With just a couple of weeks left before our travels we take one more trip down to Cornwall. We arrive at the tail end of Storm Brendan battering the UK, the Cornish coast is being buffeted by the strong winds and the Atlantic is crashing in making a dramatic scene. The Atlantic is in an angry mood.

Tintagel, Cornwall
Tintagel

So after reacquainting ourselves with some of the Padstow pubs on our first evening, we spend the first full day here battling the elements at Tintagel, Boscastle and Port Isaac. Tintagel is of course the legendary site of King Arthur’s castle, with its wonderful tales of Merlin, Arthur and the Knights of the Round Table. It’s the stuff of true myths and legends and in season a hugely popular place for visitors to Cornwall. Today though the grim weather has kept most people away and we meet only a handful of other hardy souls (or idiots perhaps) as we explore the fabled rocks.

Tintagel
Blown about at Tintagel
Tintagel, Cornwall
Around Tintagel

The rocky outcrop said to have housed the castle is now separated from the coast by a narrow channel straddled by two footbridges.
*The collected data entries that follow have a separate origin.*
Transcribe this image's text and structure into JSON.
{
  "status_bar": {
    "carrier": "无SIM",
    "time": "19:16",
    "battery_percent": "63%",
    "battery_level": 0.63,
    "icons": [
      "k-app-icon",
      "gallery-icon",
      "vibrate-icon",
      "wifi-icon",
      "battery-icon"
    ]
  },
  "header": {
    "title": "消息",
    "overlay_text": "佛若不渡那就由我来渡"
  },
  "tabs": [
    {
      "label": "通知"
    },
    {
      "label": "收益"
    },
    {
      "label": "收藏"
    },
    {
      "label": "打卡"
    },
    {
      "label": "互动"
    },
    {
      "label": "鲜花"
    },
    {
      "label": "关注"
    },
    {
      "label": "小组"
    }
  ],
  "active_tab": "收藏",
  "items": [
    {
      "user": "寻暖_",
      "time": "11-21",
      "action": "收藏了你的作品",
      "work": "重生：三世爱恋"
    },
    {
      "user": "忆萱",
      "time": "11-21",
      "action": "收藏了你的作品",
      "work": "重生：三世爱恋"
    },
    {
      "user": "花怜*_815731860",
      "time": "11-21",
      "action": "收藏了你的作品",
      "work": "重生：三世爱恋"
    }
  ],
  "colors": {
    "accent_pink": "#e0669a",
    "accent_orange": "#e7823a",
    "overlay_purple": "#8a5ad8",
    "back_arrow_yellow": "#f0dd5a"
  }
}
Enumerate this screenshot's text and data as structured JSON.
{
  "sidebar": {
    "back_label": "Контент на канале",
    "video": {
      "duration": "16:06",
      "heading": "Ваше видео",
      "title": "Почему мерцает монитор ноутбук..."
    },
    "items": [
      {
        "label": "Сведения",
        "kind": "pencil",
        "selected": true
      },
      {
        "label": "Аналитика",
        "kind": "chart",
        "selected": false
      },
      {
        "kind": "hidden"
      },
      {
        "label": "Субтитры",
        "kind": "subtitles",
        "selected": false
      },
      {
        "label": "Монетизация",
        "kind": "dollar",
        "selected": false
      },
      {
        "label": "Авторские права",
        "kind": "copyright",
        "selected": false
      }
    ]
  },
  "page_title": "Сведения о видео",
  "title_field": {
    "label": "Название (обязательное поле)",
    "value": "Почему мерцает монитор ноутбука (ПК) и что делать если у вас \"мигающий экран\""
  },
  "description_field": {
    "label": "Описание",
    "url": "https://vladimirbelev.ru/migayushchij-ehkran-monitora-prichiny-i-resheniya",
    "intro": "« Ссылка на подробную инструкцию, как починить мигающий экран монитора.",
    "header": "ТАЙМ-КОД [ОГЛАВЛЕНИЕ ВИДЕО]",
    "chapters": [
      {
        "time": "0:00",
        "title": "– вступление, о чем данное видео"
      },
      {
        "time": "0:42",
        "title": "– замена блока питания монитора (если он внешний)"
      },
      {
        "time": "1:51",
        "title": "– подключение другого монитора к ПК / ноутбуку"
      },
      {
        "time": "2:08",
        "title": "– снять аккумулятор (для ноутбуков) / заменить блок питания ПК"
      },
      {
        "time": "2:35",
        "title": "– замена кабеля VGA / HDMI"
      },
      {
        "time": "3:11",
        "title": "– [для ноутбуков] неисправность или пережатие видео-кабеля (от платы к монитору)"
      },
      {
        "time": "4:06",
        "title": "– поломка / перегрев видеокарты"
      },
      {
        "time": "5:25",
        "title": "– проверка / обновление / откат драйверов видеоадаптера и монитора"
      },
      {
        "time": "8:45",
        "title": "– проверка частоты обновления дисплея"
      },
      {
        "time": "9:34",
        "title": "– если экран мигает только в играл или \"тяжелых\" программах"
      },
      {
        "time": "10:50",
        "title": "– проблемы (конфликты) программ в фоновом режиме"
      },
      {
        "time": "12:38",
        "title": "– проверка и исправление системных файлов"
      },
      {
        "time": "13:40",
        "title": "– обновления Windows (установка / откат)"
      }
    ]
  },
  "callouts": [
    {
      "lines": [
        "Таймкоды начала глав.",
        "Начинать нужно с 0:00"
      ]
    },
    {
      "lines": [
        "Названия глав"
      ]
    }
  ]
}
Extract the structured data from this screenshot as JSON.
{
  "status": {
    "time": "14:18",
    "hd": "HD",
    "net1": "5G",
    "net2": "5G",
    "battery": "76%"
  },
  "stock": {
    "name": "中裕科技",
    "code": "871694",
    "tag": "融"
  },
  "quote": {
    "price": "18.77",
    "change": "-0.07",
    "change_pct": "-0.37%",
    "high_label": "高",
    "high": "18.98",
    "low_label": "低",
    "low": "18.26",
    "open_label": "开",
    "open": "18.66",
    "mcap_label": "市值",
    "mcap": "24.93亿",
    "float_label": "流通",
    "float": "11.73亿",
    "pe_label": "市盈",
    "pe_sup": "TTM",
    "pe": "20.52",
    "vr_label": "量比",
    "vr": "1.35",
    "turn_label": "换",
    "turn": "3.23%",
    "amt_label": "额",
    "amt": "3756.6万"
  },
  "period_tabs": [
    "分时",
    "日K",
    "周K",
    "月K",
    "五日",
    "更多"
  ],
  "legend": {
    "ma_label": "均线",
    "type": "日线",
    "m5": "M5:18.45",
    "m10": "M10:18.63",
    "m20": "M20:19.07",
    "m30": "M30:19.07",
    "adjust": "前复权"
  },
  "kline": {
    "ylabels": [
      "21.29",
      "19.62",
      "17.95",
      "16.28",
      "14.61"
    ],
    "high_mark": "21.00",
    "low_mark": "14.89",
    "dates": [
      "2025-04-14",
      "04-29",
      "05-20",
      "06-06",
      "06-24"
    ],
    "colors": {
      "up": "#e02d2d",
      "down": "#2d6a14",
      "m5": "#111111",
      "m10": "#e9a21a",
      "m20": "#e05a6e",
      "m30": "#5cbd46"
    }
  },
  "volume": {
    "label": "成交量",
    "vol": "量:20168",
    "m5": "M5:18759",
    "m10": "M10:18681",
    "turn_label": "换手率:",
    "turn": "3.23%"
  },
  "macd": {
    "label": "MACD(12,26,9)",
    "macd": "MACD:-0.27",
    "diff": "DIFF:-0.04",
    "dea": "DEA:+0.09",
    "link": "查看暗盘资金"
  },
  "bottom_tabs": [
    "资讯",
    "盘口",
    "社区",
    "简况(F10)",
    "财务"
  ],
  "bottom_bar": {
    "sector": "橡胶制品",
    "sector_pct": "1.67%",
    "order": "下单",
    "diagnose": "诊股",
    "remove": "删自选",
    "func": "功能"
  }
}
The surf crashes beneath and around and does its best to ignite the imagination. 

Boscastle, Cornwall
Boscastle

Boscastle, the scene of dramatic and destructive flash floods in 2004, is a spectacular natural harbour, the fierce tide crashing around corners and clashing with the apposite flow of the river. It remains a quaint and unusual setting.

Boscastle, Cornwall
Boscastle coast

Port Isaac retains all of its charm, one of the most picturesque of all of the many charming fishing villages of Cornwall, huddled up the three steep sides of the natural inlet. It’s another visitor hotspot these days, thanks in part to its notoriety as a setting for a popular TV series, but it is still a beautiful place. No matter how the spirit may change, you can’t really spoil a place which is so tightly built into natural terrain like this.

Port Isaac, Cornwall
Port Isaac
Port Isaac, Cornwall
Port Isaac

For our second day, there is respite from the weather. The temperature drops and blue sky and sunshine dominate, somewhat rare in this very wet English winter. We skip over to the other coast and leave the car in Fowey, yet another of Cornwall’s wonderfully picturesque little coastal towns. The Bodinnick car ferry takes us across the river to the start of today’s walk, around the wooded banks of the creek and through to the boatyard village of Polruan, where we take a welcome beer in the atmospheric Lugger Inn. A water taxi takes us back to Fowey, its elegant properties basking in the winter sun.

Bodinnick car ferry, Cornwall
Bodinnick car ferry
Bridge over the creek near Fowey, Cornwall
Fowey, Cornwall
Looking across the creek to Fowey
Fowey, Cornwall
Fowey
Polruan, Cornwall
Polruan
Polruan, Cornwall
Polruan

Everywhere has been quiet, very out-of-season. In all towns many of the pubs, cafes and restaurants, and even hotels, are closed. Much restoration and maintenance is taking place as all of these towns and villages use the off season to preen themselves for the coming summer. 

Padstow , Cornwall
Padstow

This will be our last visit to our beloved Cornwall for some time. The first trip of our major adventures is now less than a fortnight away, and Bangkok, the first stop, beckons.

So we have to finish with one last pasty. It would be rude not to.